Whitepapers have become a successful component of content marketing as a way to offer in-depth content to prospects in return for their contact information. Most companies use whitepapers as marketing tools to generate leads or build their mailing list. As part of the beginning of a sales funnel, a whitepaper gives your prospect a return for providing you with their contact information. You can then follow up with them to move them further down the funnel. It is important to include information in your whitepaper that is detailed and informative, content that your prospect cannot find readily on your website. This detailed information is what makes the whitepaper valuable to the prospect, and in turn, you can begin to qualify the prospect as someone interested in buying. Here are five keys for creating successful whitepapers.
1. Resolve a Problem
The best way to frame a whitepaper is as a solution to a problem. Prospects are searching for products or services to resolve their problems, and you can give them the resolution in your whitepaper. A whitepaper should not be a commercial for your products. Instead, it should be a well-researched and thorough discussion based on facts and evidence with linked references to your sources.
2. Follow Industry Standards
Whitepapers are different from newsletters and blog posts. They should be a minimum of three pages filled with facts, charts, references and information. You can link to your blog posts on this topic or related topics, but you should go beyond what you say there. Otherwise, you are not giving the prospect anything new. Whitepapers on generally presented in PDF format that prospects can download from your site or landing page. They should be professionally written and edited, and a graphic designer should create the layout for an impressive presentation.
3. Give Away a Secret
Your whitepaper is part of the process of establishing a relationship with your prospect, and therefore you are working to gain their trust.

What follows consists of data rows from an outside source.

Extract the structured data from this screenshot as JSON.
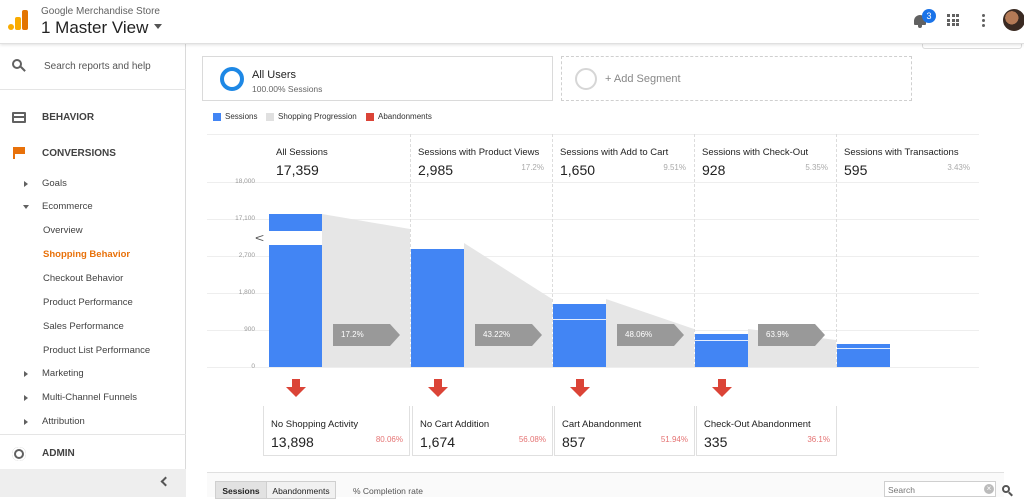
{
  "header": {
    "account": "Google Merchandise Store",
    "view": "1 Master View",
    "notification_count": "3"
  },
  "sidebar": {
    "search_placeholder": "Search reports and help",
    "sections": {
      "behavior": "BEHAVIOR",
      "conversions": "CONVERSIONS",
      "admin": "ADMIN"
    },
    "items": [
      {
        "label": "Goals"
      },
      {
        "label": "Ecommerce"
      },
      {
        "label": "Overview"
      },
      {
        "label": "Shopping Behavior"
      },
      {
        "label": "Checkout Behavior"
      },
      {
        "label": "Product Performance"
      },
      {
        "label": "Sales Performance"
      },
      {
        "label": "Product List Performance"
      },
      {
        "label": "Marketing"
      },
      {
        "label": "Multi-Channel Funnels"
      },
      {
        "label": "Attribution"
      }
    ]
  },
  "segment": {
    "name": "All Users",
    "subtitle": "100.00% Sessions",
    "add_label": "+ Add Segment"
  },
  "legend": {
    "sessions": "Sessions",
    "progression": "Shopping Progression",
    "abandonments": "Abandonments"
  },
  "colors": {
    "sessions": "#4285f4",
    "progression": "#e0e0e0",
    "abandonments": "#db4437",
    "active_nav": "#e8710a"
  },
  "funnel": {
    "y_ticks": [
      "18,000",
      "17,100",
      "2,700",
      "1,800",
      "900",
      "0"
    ],
    "stages": [
      {
        "name": "All Sessions",
        "count": "17,359",
        "pct": ""
      },
      {
        "name": "Sessions with Product Views",
        "count": "2,985",
        "pct": "17.2%"
      },
      {
        "name": "Sessions with Add to Cart",
        "count": "1,650",
        "pct": "9.51%"
      },
      {
        "name": "Sessions with Check-Out",
        "count": "928",
        "pct": "5.35%"
      },
      {
        "name": "Sessions with Transactions",
        "count": "595",
        "pct": "3.43%"
      }
    ],
    "progression": [
      "17.2%",
      "43.22%",
      "48.06%",
      "63.9%"
    ],
    "abandonments": [
      {
        "name": "No Shopping Activity",
        "count": "13,898",
        "pct": "80.06%"
      },
      {
        "name": "No Cart Addition",
        "count": "1,674",
        "pct": "56.08%"
      },
      {
        "name": "Cart Abandonment",
        "count": "857",
        "pct": "51.94%"
      },
      {
        "name": "Check-Out Abandonment",
        "count": "335",
        "pct": "36.1%"
      }
    ]
  },
  "bottom": {
    "tab_sessions": "Sessions",
    "tab_abandonments": "Abandonments",
    "completion": "% Completion rate",
    "search_placeholder": "Search"
  }
}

By including an industry secret or two in your whitepaper, you are beginning to build that trust relationship. You may feel that you are being cheated out of income by giving away trade secrets, but you will get a better ROI by offering a real value to your prospect.

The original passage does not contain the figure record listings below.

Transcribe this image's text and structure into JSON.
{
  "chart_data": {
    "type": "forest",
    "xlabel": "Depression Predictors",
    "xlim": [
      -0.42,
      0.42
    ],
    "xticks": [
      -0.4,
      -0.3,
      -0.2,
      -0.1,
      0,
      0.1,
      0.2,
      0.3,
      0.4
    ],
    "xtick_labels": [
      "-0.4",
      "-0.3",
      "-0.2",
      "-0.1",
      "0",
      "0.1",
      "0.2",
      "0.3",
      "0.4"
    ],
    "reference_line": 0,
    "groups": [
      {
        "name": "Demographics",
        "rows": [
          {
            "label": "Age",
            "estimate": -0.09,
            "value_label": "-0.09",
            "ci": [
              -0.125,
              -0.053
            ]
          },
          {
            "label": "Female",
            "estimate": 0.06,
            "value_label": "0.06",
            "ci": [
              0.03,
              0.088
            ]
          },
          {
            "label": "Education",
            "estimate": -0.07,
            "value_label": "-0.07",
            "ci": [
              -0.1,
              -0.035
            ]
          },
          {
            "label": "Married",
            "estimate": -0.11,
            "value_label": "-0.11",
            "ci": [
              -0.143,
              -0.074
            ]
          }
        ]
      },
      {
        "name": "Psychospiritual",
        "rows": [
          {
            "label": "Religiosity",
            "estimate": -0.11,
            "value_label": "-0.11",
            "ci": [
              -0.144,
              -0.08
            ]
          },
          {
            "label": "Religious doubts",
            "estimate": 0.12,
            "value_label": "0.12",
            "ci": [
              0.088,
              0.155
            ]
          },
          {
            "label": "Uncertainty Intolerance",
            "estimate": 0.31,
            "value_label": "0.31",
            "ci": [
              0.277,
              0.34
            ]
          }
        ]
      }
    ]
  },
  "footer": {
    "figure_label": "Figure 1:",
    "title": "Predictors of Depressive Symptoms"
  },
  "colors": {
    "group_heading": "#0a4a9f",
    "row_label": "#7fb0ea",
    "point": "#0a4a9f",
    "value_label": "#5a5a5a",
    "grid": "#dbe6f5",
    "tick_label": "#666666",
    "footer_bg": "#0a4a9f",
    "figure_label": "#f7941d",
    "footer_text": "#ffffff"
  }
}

4. Avoid Promotional Language
A whitepaper is not a product or service pitch. While you can certainly mention a product or service, the focus should be on how to solve the prospect's problem. It is not the place to tell your prospect why they should buy from you or how great your product is.
5. Be Authoritative
One of the compelling reasons that people read whitepapers is that they gain knowledge from an expert in a topic they are interested in. Therefore, providing a so-so whitepaper is not going to give you the response you want. You need to create an authoritative whitepaper that answers all of the questions that a prospect might have on a topic. If you are not the authority on these answers, then interview or collaborate with someone else who is. Once your prospect has reviewed the whitepaper, you can find out what further questions they have to move them further down the funnel.